Great Obscure Indie Music for Event Atmosphere: The Mary Onettes
December 11, 2008
While a large part of a DJ’s job is to please the crowd with a song they love or a beat that grooves, another element altogether – usually when it’s time for arrivals, cocktail hour or dinner – is to provide a proper atmosphere. This is where song recognition, or a great dance song, aren’t as important, and an overall feel is. Often these times are a great place to spin songs that a crowd may have never heard of before, but that perfectly fits the mood.
Many clients that hire us really like that we know the obscure gems in a wide range of genres of music. But more and more, we’ve noticed that in the past few years clients are wanting their cocktail hours or dinners to feature indie music, which we loosely define as pop or rock outside the mainstream in that it’s often on a small record label, not as polished-sounding, or tends to offers a more offbeat or unfamiliar perspective. Some can only listen to indie music, while others may think it’s trying too hard to be different. Regardless, it’s a genre that seems to have grown at such an astounding pace over the past 25 years from when it was known as "college" or "alternative" rock that we’re not surprised more clients are wanting some kind of indie music at their events.
Since just after the turn of the millennium, a lot of indie bands began to bring back the lush guitars and synthesizer riffs, soaring choruses, and often angsty vocals of the ‘80s, as evident in the sound of now well-known bands like The Arcade Fire and The Killers.
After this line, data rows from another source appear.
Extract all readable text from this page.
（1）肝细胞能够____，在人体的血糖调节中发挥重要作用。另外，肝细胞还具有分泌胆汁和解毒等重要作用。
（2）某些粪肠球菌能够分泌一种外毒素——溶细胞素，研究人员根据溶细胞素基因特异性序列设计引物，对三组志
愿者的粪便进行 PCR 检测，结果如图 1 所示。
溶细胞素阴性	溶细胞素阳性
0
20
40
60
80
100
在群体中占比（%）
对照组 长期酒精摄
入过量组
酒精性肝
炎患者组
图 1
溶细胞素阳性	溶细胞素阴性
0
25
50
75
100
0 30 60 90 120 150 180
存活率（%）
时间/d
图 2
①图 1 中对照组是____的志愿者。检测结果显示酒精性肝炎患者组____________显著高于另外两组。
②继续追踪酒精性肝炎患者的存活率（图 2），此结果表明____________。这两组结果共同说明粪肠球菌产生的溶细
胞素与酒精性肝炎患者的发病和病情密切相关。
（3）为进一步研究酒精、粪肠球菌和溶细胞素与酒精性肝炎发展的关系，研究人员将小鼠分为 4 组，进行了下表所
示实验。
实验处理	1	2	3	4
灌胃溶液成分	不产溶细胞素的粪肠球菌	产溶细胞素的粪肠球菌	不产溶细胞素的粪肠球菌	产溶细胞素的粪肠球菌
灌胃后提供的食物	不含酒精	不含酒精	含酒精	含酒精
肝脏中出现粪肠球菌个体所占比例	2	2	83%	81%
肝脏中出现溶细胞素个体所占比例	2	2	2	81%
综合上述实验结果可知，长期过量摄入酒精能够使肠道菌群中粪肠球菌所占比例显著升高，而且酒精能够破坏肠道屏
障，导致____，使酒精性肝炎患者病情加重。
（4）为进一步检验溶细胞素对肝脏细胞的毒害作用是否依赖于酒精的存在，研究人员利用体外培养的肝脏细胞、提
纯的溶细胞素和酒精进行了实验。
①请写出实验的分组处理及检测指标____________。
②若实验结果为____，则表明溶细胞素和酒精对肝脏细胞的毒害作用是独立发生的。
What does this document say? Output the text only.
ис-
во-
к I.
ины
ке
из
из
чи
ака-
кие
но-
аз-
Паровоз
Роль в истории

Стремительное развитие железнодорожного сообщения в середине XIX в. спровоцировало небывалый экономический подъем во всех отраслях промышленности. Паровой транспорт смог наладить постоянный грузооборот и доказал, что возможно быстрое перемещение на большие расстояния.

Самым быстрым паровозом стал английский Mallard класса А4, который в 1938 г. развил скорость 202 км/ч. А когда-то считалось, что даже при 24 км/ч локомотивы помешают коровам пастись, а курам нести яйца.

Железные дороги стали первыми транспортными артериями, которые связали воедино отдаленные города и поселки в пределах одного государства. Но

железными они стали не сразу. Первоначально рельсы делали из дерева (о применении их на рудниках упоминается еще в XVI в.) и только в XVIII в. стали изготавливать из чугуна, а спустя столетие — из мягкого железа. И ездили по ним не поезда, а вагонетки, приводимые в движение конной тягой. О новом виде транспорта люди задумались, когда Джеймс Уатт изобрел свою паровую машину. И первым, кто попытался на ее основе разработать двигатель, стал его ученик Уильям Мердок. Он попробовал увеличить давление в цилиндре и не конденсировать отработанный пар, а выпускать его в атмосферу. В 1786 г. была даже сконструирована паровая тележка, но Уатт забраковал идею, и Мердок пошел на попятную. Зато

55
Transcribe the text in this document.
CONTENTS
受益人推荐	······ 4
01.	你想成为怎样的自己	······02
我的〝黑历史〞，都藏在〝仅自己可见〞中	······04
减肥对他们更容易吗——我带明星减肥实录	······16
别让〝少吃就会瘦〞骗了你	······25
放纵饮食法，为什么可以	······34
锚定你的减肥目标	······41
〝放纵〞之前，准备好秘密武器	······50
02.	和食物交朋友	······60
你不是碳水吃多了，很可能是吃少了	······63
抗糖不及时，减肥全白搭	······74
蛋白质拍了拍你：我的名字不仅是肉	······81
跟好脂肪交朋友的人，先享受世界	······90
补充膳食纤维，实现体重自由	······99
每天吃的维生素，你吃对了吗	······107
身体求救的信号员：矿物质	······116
If you like this sound, as well as lesser-known bands using it, such as Interpol and M83, you’ll love the Swedish band The Mary Onettes.
Theiur album came out about a year ago, and I don't know exactly why they never got more of a buzz. Maybe there’s too many of these angsty bands around now, or maybe the band's record label has been crowded out by bigger indie labels, but whatever the case, forgive the "punny" name of the group. This band nails the majestic, moody, ‘80s sound as popularized by Echo & the Bunnymen, The Church, Modern English, the Jesus and Mary Chain and the like to such a exact degree that you could pass the album off to an indiepop geek as a long-unheralded album from England recorded around 1980 that influenced all the other bands from the time. All the elements are there: Slightly Gothic vocals? Check. Icily pretty synth riffs? Yep. Dirgy basslines? Uh-huh. Bittersweet melodies? Of course. This album is so influenced by this '80s mood that it even extends to its packaging – a stylishly austere Joy Division-like album cover.
But somehow, it all sounds quite fresh. It really shouldn’t, but because the last few years of hearing Coldplay, The Killers and Arcade Fire have made this old sound seem more like the sound of now then maybe it was then, to me the "flashback" associations aren't as powerful. But more so, I think the album is good simply because it's well-crafted and energetic: While the lyrics are a bit generic at times, most of the melodies are quite beautiful; each of many generation-old influences are added in just the right quantities, at just the right times; and the band plays with such focus in forging their rainy-day melancholy that this mood quickly establishes an authority over you.
Listen to samples of "Lost" and "Explosions," and see what you think.